HIV-infected CD4 T cells may lurk in lymphoid follicles that are normally devoid of CD8 T cells, making these areas a safe haven for the viral reservoir. Petrovas et al. examined human lymph nodes and tonsils and somewhat surprisingly found that CD8 T cells did infiltrate follicles in HIV-infected individuals. When compared with cells from healthy individuals, these CD8 T cells were less likely to produce cytokines but were still able to kill target cells, especially when cultured with a bispecific antibody to redirect killing toward HIV-infected cells.

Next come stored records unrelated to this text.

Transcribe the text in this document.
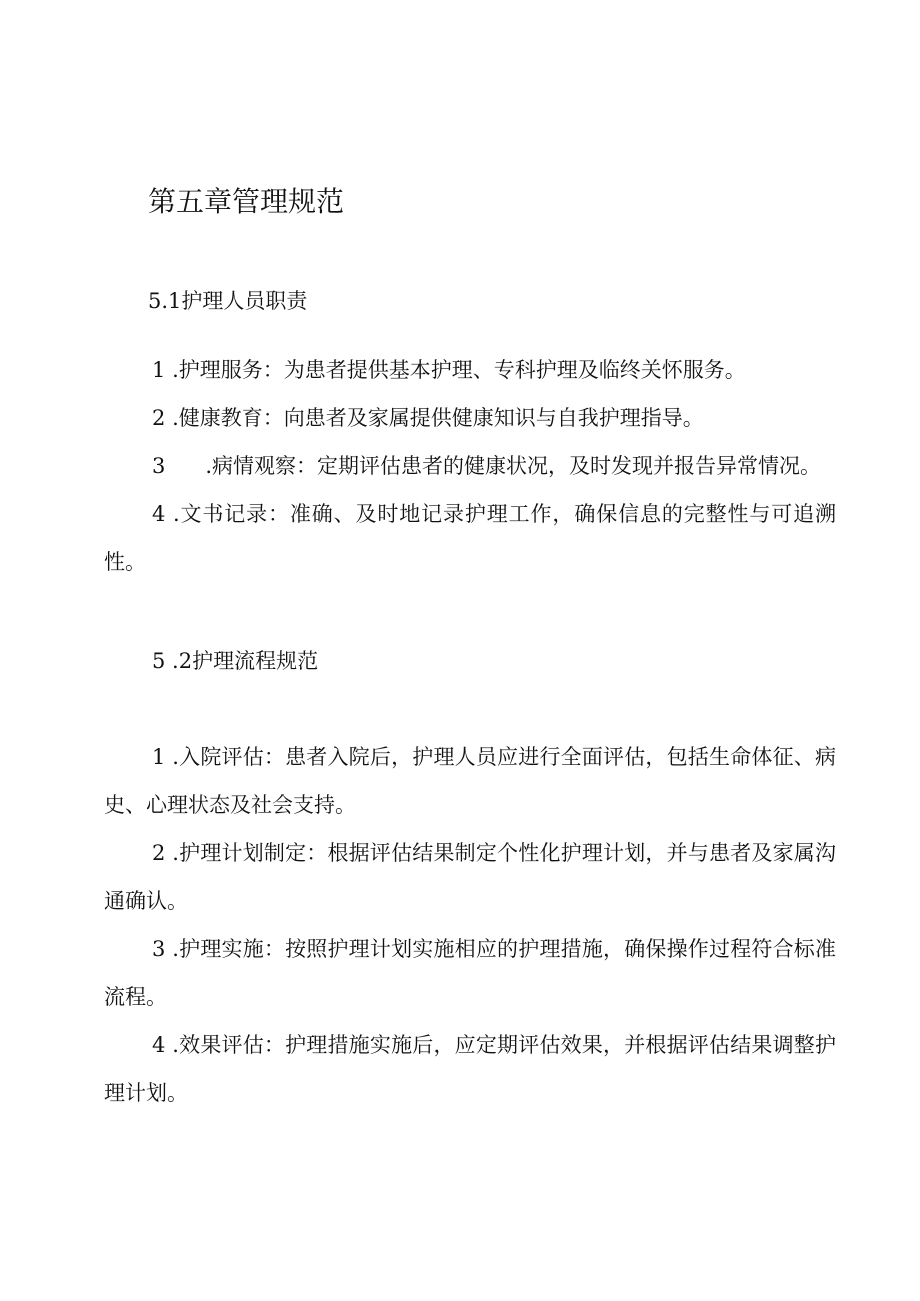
第五章管理规范
5.1护理人员职责

1 .护理服务：为患者提供基本护理、专科护理及临终关怀服务。

2 .健康教育：向患者及家属提供健康知识与自我护理指导。

3 .病情观察：定期评估患者的健康状况，及时发现并报告异常情况。

4 .文书记录：准确、及时地记录护理工作，确保信息的完整性与可追溯性。

5 .2护理流程规范

1 .入院评估：患者入院后，护理人员应进行全面评估，包括生命体征、病史、心理状态及社会支持。

2 .护理计划制定：根据评估结果制定个性化护理计划，并与患者及家属沟通确认。

3 .护理实施：按照护理计划实施相应的护理措施，确保操作过程符合标准流程。

4 .效果评估：护理措施实施后，应定期评估效果，并根据评估结果调整护理计划。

The use of bispecific antibodies in patients to provoke follicular CD8 T cells may be a path toward a potential HIV cure.

Abstract

Cytolytic CD8 T cells play a crucial role in the control and elimination of virus-infected cells and are a major focus of HIV cure efforts. However, it has been shown that HIV-specific CD8 T cells are infrequently found within germinal centers (GCs), a predominant site of active and latent HIV infection. We demonstrate that HIV infection induces marked changes in the phenotype, frequency, and localization of CD8 T cells within the lymph node (LN). Significantly increased frequencies of CD8 T cells in the B cell follicles and GCs were found in LNs from treated and untreated HIV-infected individuals. This profile was associated with persistent local immune activation but did not appear to be directly related to local viral replication. Follicular CD8 (fCD8) T cells, despite compromised cytokine polyfunctionality, showed good cytolytic potential characterized by high ex vivo expression of granzyme B and perforin. We used an anti-HIV/anti-CD3 bispecific antibody in a redirected killing assay and found that fCD8 T cells had better killing activity than did non-fCD8 T cells. Our results indicate that CD8 T cells with potent cytolytic activity are recruited to GCs during HIV infection and, if appropriately redirected to kill HIV-infected cells, could be an effective component of an HIV cure strategy.